Another common mistake is trying to implement every control without exception. This usually overloads the system, creates unnecessary bureaucracy, and often brings little real value to the organization’s information security.
Companies also often:
  • fail to link the SoA to real risks;
  • use template wording without adapting it to the business;
  • confuse the mandatory requirements of ISO 27001 with the guidance provided by ISO 27002;
  • describe controls on paper without embedding them into actual processes;
  • underestimate the role of leadership and process owners.

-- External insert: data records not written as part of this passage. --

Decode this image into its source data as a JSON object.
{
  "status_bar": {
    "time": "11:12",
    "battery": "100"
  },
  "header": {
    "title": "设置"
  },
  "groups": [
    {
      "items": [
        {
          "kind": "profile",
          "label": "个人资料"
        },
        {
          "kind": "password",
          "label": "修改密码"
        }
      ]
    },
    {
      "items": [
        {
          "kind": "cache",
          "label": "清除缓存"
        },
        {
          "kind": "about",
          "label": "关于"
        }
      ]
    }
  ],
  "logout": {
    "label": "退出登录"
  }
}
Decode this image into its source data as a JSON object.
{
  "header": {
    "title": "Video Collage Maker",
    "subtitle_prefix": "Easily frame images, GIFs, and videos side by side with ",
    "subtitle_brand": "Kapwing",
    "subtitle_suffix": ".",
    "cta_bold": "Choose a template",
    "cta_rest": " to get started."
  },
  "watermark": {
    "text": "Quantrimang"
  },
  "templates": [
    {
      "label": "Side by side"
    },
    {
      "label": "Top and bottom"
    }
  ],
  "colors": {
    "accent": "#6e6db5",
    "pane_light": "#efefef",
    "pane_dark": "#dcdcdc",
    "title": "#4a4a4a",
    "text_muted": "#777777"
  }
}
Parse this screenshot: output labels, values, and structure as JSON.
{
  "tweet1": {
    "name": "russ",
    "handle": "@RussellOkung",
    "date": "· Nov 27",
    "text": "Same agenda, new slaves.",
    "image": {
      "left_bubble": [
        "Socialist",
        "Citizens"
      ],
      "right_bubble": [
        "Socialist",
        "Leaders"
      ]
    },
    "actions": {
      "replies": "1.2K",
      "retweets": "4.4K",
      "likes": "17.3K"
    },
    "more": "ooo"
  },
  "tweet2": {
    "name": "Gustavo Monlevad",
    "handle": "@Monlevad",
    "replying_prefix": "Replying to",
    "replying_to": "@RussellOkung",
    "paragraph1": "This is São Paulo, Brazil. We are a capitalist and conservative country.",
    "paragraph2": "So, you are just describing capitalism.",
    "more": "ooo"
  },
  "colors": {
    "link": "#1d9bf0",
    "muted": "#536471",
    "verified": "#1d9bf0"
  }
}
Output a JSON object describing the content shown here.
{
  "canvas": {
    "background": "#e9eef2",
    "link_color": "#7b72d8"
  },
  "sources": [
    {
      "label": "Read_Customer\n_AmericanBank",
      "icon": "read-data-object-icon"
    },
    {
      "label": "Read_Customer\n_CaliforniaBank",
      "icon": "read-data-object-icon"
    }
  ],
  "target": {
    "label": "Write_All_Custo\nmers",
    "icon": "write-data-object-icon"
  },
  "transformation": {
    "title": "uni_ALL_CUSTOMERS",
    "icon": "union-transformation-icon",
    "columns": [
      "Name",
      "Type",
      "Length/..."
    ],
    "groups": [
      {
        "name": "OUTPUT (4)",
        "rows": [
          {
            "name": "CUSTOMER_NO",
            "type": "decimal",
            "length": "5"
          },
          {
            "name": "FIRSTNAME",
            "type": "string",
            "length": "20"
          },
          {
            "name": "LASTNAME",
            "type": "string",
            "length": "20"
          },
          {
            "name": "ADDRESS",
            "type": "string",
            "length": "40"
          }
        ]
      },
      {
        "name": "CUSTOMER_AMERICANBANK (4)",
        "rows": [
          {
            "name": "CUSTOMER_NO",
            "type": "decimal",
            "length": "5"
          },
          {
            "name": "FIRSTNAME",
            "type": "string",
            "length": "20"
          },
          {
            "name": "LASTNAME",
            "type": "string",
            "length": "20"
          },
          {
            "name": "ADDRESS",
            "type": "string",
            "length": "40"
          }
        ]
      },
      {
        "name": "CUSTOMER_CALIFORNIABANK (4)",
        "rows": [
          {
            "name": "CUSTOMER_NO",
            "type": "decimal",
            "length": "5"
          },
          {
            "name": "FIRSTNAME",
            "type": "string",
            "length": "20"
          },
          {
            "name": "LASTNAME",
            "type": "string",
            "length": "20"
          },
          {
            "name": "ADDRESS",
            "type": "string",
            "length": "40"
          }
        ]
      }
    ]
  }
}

What Is Reviewed During an ISO 27001 Audit

During an ISO 27001 audit, auditors are usually less interested in whether the company has read ISO 27002 and more interested in whether the ISMS has been built in a justified and consistent way.
They typically look at the following:
  • whether there is a clear logic for risk assessment;
  • whether the selected controls match the nature of the risks;
  • whether the Statement of Applicability reflects real practice;
  • whether employees understand their responsibilities;
  • whether access management, incident management, change management, and supplier management processes are actually working;
  • whether the system is being kept up to date.
If an organization has used ISO 27002 in a meaningful way, this is usually visible. The controls do not look random, the documents are not disconnected from practice, and the ISMS appears to be operational rather than purely formal.

Practical Recommendations

If you are just starting to implement ISO 27001, it is useful to follow a simple logic.
First, build the foundation of the ISMS: define the scope, information security policy, roles, risk assessment methodology, objectives, and key processes.
Then use ISO 27002 as a working guide when selecting and developing controls in more detail. This is especially useful when preparing the SoA and creating rules for access management, asset handling, supplier management, incident response, and cloud services.
It is also worth checking three important questions:
  • does the company understand which controls it actually needs;
  • can each significant control be linked to a specific risk;
  • are these measures followed in real operations, and not just described in documents?

Final Thoughts

The difference between ISO 27001 and ISO 27002 is fundamental, but in practice the two standards complement each other.
ISO 27001 is the standard that sets out the formal requirements for an ISMS and is the basis for ISO 27001 certification. ISO 27002 is guidance that helps organizations choose and apply information security controls properly.
To put it very simply: ISO 27001 sets the rules of the game, and ISO 27002 helps you play by those rules effectively.
For businesses, this means the following: building an ISMS based only on the general requirements of ISO 27001, without practical work on the controls, is often not enough. But using ISO 27002 without the risk-based logic of ISO 27001 is also a mistake. A mature approach emerges when an organization uses both standards together: one as the foundation of the system, the other as a practical tool for filling it out and improving it.